2024-11-07:2024-11-08

you get:

<data>
   <range>
      <start>
         <year>2024</year>
         <month>11</month>
         <day>07</day>
      </start>
      <end>
         <year>2024</year>
         <month>11</month>
         <day>08</day>
      </end>
   </range>
</data>

Root element

You can make the root element hidden, as long as its resulting content is a single element (because of XML rules).
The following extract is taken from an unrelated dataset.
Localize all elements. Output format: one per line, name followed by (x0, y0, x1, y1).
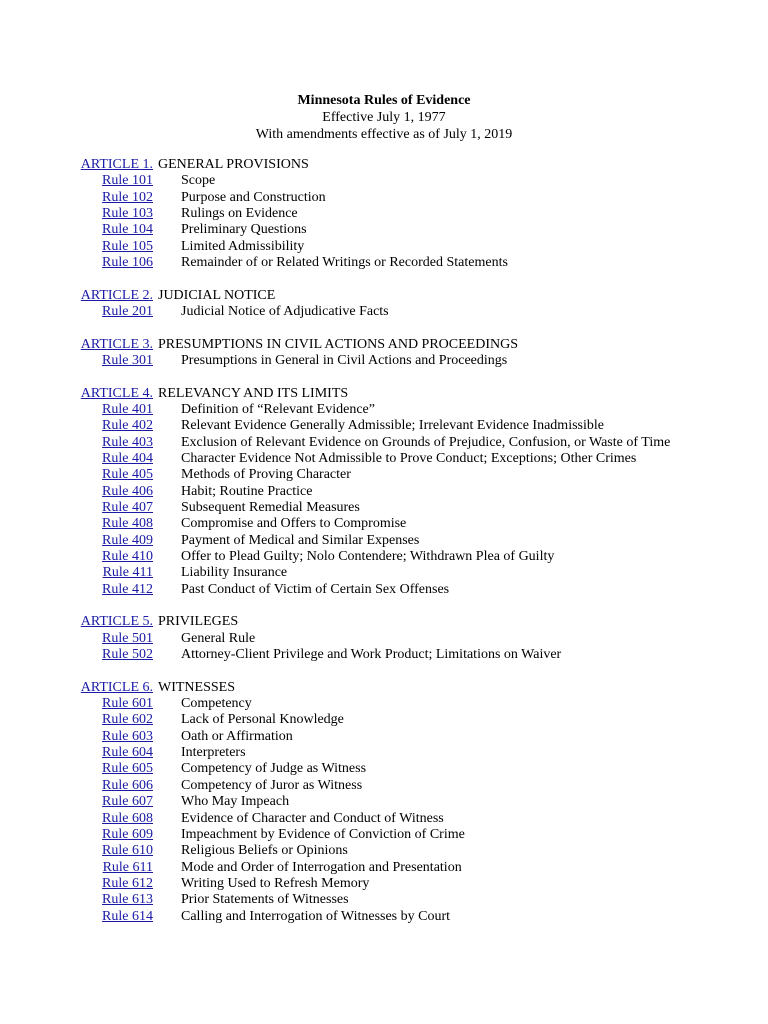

So if we replace the data rule with:

-data: date; range.

then we will get

<range>
   <start>
      <year>2024</year>
      <month>11</month>
      <day>07</day>
   </start>
   <end>
      <year>2024</year>
      <month>11</month>
      <day>08</day>
   </end>
</range>

etc.

Overriding hidden or attribute

To override a rule that is hidden or an attribute to make it an element, you use "^".

input: ^digit; number.
number: digit, digit+. {2 or more digits}
-digit: [N].

then for input "2024" we get:

<input>
   <number>2024</number>
</input>

and for input "6" we get:

<input>
   <digit>6</digit>
</input>

Override with @

Similarly, you can override with @:

input: @digit; @number.
number: digit, digit+. {2 or more digits}
-digit: [N].

would give

<input digit="6"/>

and

<input number="2024"/>

Exercise

Create an ixml definition for URLs, like http://www.example.com/documents/index.html

Make your own decisions about the structure of the XML.

Sample answer

      url: scheme, -":", -"//", authority, -"/", 
           path, (-"?", query)?, (-"#", fragment)?.
   scheme: letter+.
authority: host, port?.
     host: sub++-".".
      sub: letter+.
     path: segment**-"/".
  segment: ~["/?#"]*.
    query: ~["# "]*.
 fragment: ~[" "; #a]*.
  -letter: ["a"-"z"]; ["A"-"Z"]; ["0"-"9"].
     port: -":", ["0"-"9"]+.

Insertions

Up to now, all output characters came from the input.

But you can add other characters, by putting a "+" before a string or encoding.

For instance, with this input, representing a series of positive and negative numbers:

100,200,(300),400

the following ixml adds an extra attribute to the root element, adds plus signs to positive numbers, and deletes the brackets and adds a minus sign to negative numbers:

  data: value++-",", @source.
source: +"ixml".
 value: pos; neg.
  -pos: +"+", digit+.
  -neg: +"-", -"(", digit+, -")".
-digit: ["0"-"9"].

The above input would produce

<data source="ixml">
   <value>+100</value>
   <value>+200</value>
   <value>-300</value>
   <value>+400</value>
</data>

Exercise

Accept dates with two- or four-digit years, but output them with four digits, so that 31/12/23 and 31/12/2023 give the same result.

Sample Answer

 date: day, -"/", month, -"/", year.
  day: d, d?.
month: d, d.
 year: d, d, d, d;
       +"20", d, d.
   -d: ["0"-"9"].

The end

You might like to marvel at the ixml definition of ixml in the specification, a thing of rare wonder. For instance a rule is

rule: (mark, s)?, name, s, ["=:"], s, -alts, ".".

which you can now read: an optional mark, a name, a colon or equals, and alternatives, followed by a point.

Note how this rule is defining itself.